Selena Troxa said...

In my opinion the claim, "the future is always already in the past," is a claim that can be supported. However, to be supported, we need to adopt a sort of evolutionary or progressive approach here. In nature, organisms evolve, dropping certain essential properties and gaining others for survival purposes. What was once a necessary quality, is now something of the past (the influence of the environment has brought about this change). We can apply this aspect of biological evolution to support constructivism with regards to artwork. Biological evolution is associated with "periods"(i.e Jurassic Period) that dictate its place in time. Organisms that are grouped in a specific "period" usually share certain qualities with one another. However, we can know something in particular about a "period" by comparing it to the period before and after it. You can see that certain essential properties have changed from one period to another. The claim the future is always already in the past can be supported by the above explanation. You can apply this type of thinking to artwork as well. This would explain how Cezanne was already a cubist before Picasso. Modernism was an art movement that involved cubist paintings, it was a "period" in the evolution of art. Expressionists were before cubists and futurists were after (during this period). During this period all these artists shared something. They all wanted to break away from the conventions of representational art (traditional coloring, etc.). The ideology of the time influenced the art. Cezanne adopted essential properties that linked him to cubism and dropped properties that may have tied him permanently to expressionism. This is evident because we have a period before and after cubism to compare Cezanne's artwork to. Cezanne's artwork is "old news"....the future is always already in the past. things are constantly evolving...progressing.

Selena Troxa said...

However, I do agree with ontological contextualism in that a historical reference is important when evaluating a piece of art. I wouldn't say that the artwork is frozen in that time, but it is important to acknowledge its mark in time (mark in time being distinct from creation in time because things are constantly changing).

Tom Leddy said...

Interesting comment: thanks Selena.
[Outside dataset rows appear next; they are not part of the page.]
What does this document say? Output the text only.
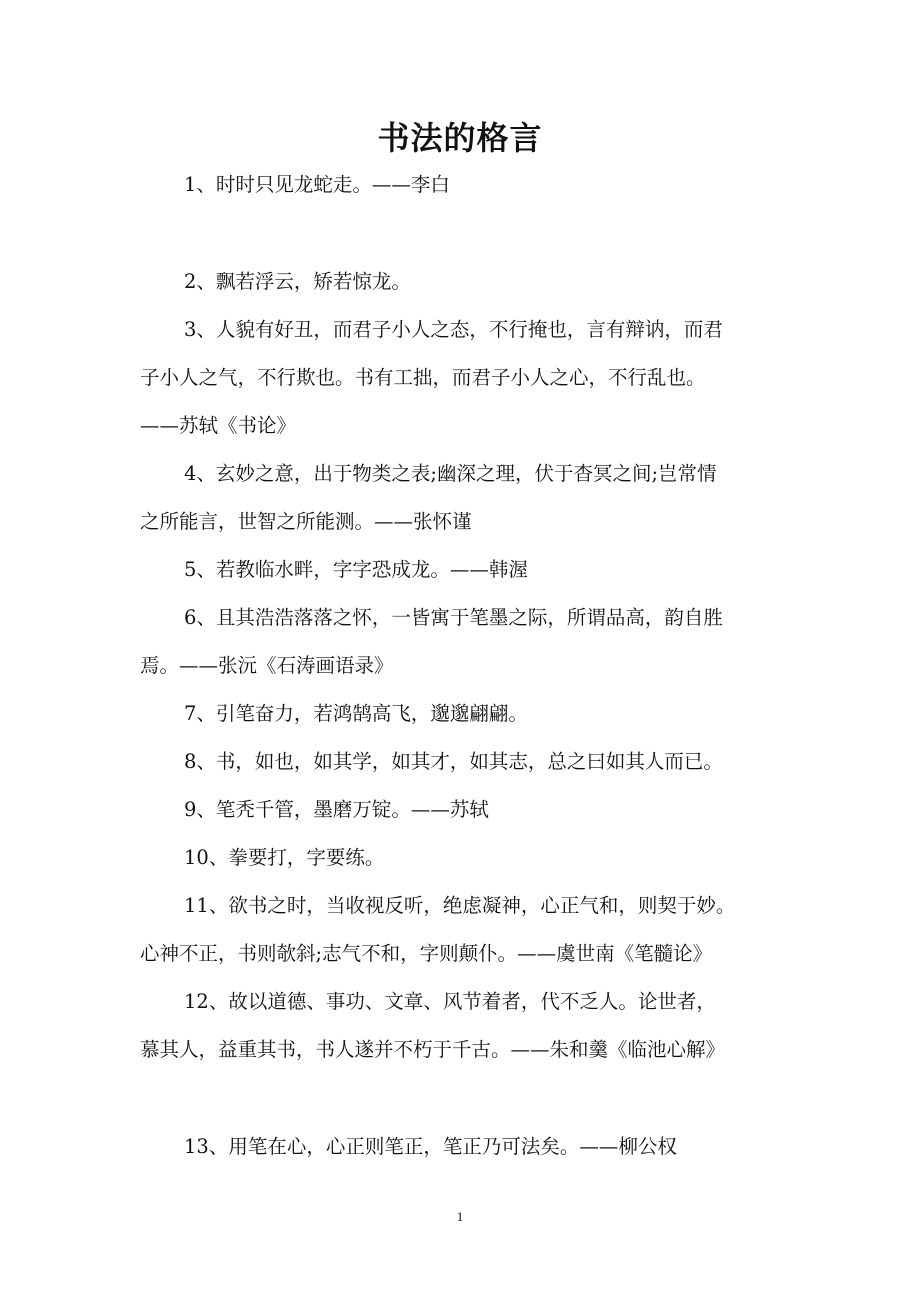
书法的格言

1、时时只见龙蛇走。——李白

2、飘若浮云，矫若惊龙。

3、人貌有好丑，而君子小人之态，不行掩也，言有辩讷，而君

子小人之气，不行欺也。书有工拙，而君子小人之心，不行乱也。

——苏轼《书论》

4、玄妙之意，出于物类之表;幽深之理，伏于杳冥之间;岂常情

之所能言，世智之所能测。——张怀谨

5、若教临水畔，字字恐成龙。——韩渥

6、且其浩浩落落之怀，一皆寓于笔墨之际，所谓品高，韵自胜

焉。——张沅《石涛画语录》

7、引笔奋力，若鸿鹄高飞，邈邈翩翩。

8、书，如也，如其学，如其才，如其志，总之曰如其人而已。

9、笔秃千管，墨磨万锭。——苏轼

10、拳要打，字要练。

11、欲书之时，当收视反听，绝虑凝神，心正气和，则契于妙。

心神不正，书则欹斜;志气不和，字则颠仆。——虞世南《笔髓论》

12、故以道德、事功、文章、风节着者，代不乏人。论世者，

慕其人，益重其书，书人遂并不朽于千古。——朱和羹《临池心解》

13、用笔在心，心正则笔正，笔正乃可法矣。——柳公权

1
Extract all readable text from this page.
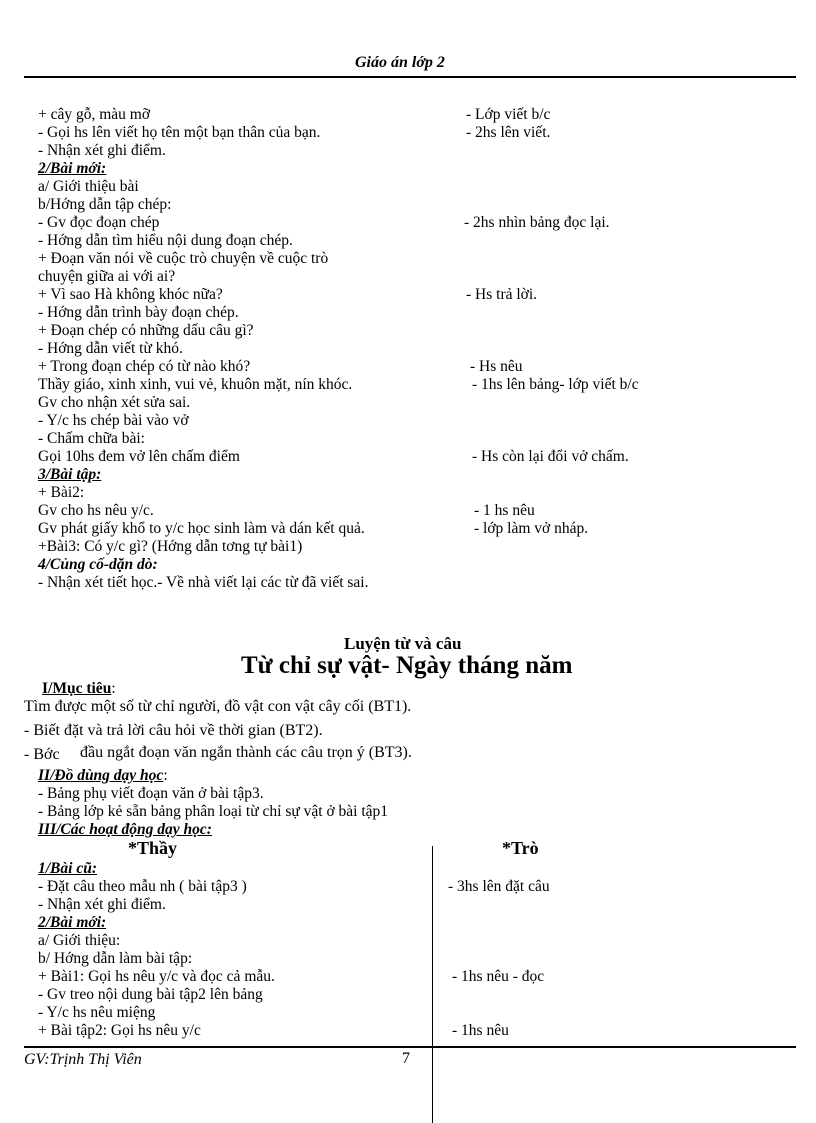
Giáo án lớp 2
+ cây gỗ, màu mỡ
- Gọi hs lên viết họ tên một bạn thân của bạn.
- Nhận xét ghi điểm.
2/Bài mới:
a/ Giới thiệu bài
b/Hớng dẫn tập chép:
- Gv đọc đoạn chép
- Hớng dẫn tìm hiểu nội dung đoạn chép.
+ Đoạn văn nói về cuộc trò chuyện về cuộc trò
chuyện giữa ai với ai?
+ Vì sao Hà không khóc nữa?
- Hớng dẫn trình bày đoạn chép.
+ Đoạn chép có những dấu câu gì?
- Hớng dẫn viết từ khó.
+ Trong đoạn chép có từ nào khó?
Thầy giáo, xinh xinh, vui vẻ, khuôn mặt, nín khóc.
Gv cho nhận xét sửa sai.
- Y/c hs chép bài vào vở
- Chấm chữa bài:
Gọi 10hs đem vở lên chấm điểm
3/Bài tập:
+ Bài2:
Gv cho hs nêu y/c.
Gv phát giấy khổ to y/c học sinh làm và dán kết quả.
+Bài3: Có y/c gì? (Hớng dẫn tơng tự bài1)
4/Củng cố-dặn dò:
- Nhận xét tiết học.- Về nhà viết lại các từ đã viết sai.
- Lớp viết b/c
- 2hs lên viết.
- 2hs nhìn bảng đọc lại.
- Hs trả lời.
- Hs nêu
- 1hs lên bảng- lớp viết b/c
- Hs còn lại đổi vở chấm.
- 1 hs nêu
- lớp làm vở nháp.
Luyện từ và câu
Từ chỉ sự vật- Ngày tháng năm
I/Mục tiêu:
Tìm được một số từ chỉ người, đồ vật con vật cây cối (BT1).
- Biết đặt và trả lời câu hỏi về thời gian (BT2).
- Bớc đầu ngắt đoạn văn ngắn thành các câu trọn ý (BT3).
II/Đồ dùng dạy học:
- Bảng phụ viết đoạn văn ở bài tập3.
- Bảng lớp kẻ sẵn bảng phân loại từ chỉ sự vật ở bài tập1
III/Các hoạt động dạy học:
*Thầy	*Trò
1/Bài cũ:
- Đặt câu theo mẫu nh ( bài tập3 )
- Nhận xét ghi điểm.
2/Bài mới:
a/ Giới thiệu:
b/ Hớng dẫn làm bài tập:
+ Bài1: Gọi hs nêu y/c và đọc cả mẫu.
- Gv treo nội dung bài tập2 lên bảng
- Y/c hs nêu miệng
+ Bài tập2: Gọi hs nêu y/c
- 3hs lên đặt câu
- 1hs nêu - đọc
- 1hs nêu
GV:Trịnh Thị Viên	7
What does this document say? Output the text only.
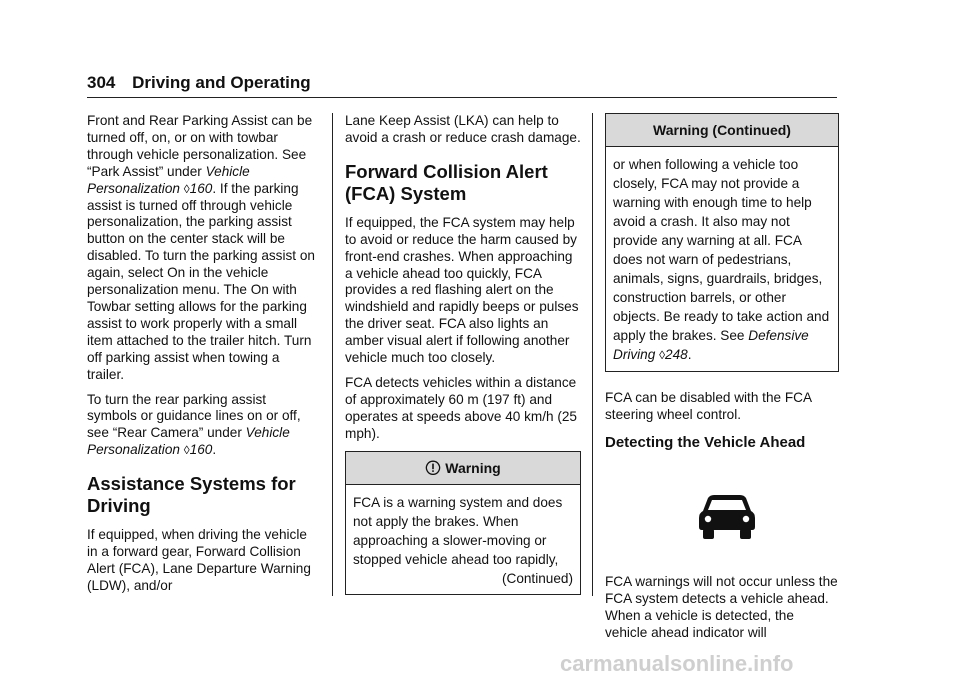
304 Driving and Operating

Front and Rear Parking Assist can be turned off, on, or on with towbar through vehicle personalization. See “Park Assist” under Vehicle Personalization ◊160. If the parking assist is turned off through vehicle personalization, the parking assist button on the center stack will be disabled. To turn the parking assist on again, select On in the vehicle personalization menu. The On with Towbar setting allows for the parking assist to work properly with a small item attached to the trailer hitch. Turn off parking assist when towing a trailer.

To turn the rear parking assist symbols or guidance lines on or off, see “Rear Camera” under Vehicle Personalization ◊160.

Assistance Systems for Driving

If equipped, when driving the vehicle in a forward gear, Forward Collision Alert (FCA), Lane Departure Warning (LDW), and/or

Lane Keep Assist (LKA) can help to avoid a crash or reduce crash damage.

Forward Collision Alert (FCA) System

If equipped, the FCA system may help to avoid or reduce the harm caused by front-end crashes. When approaching a vehicle ahead too quickly, FCA provides a red flashing alert on the windshield and rapidly beeps or pulses the driver seat. FCA also lights an amber visual alert if following another vehicle much too closely.

FCA detects vehicles within a distance of approximately 60 m (197 ft) and operates at speeds above 40 km/h (25 mph).

Warning

FCA is a warning system and does not apply the brakes. When approaching a slower-moving or stopped vehicle ahead too rapidly,

(Continued)

Warning (Continued)

or when following a vehicle too closely, FCA may not provide a warning with enough time to help avoid a crash. It also may not provide any warning at all. FCA does not warn of pedestrians, animals, signs, guardrails, bridges, construction barrels, or other objects. Be ready to take action and apply the brakes. See Defensive Driving ◊248.

FCA can be disabled with the FCA steering wheel control.

Detecting the Vehicle Ahead

FCA warnings will not occur unless the FCA system detects a vehicle ahead. When a vehicle is detected, the vehicle ahead indicator will

carmanualsonline.info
I still have trouble with the idea that Cezanne was already a cubist before Picasso. We can project a cubist "look" back to Cezanne, and even see him as if he were a cubist...but it seems a bit much to go so far as to call him a cubist. I also wonder about the idea of Cezanne dropping properties that my have tied him to expressionism. This leaves out the possibility of a new expressionist movement that sees Cezanne as its progenitor and that allows us to see his work as if it were part of that movement. At the same time, I get the point that periodization of art is like periodization of biology, where there is something shared by all (or most?) items within the period.

I agree completely with your second comment.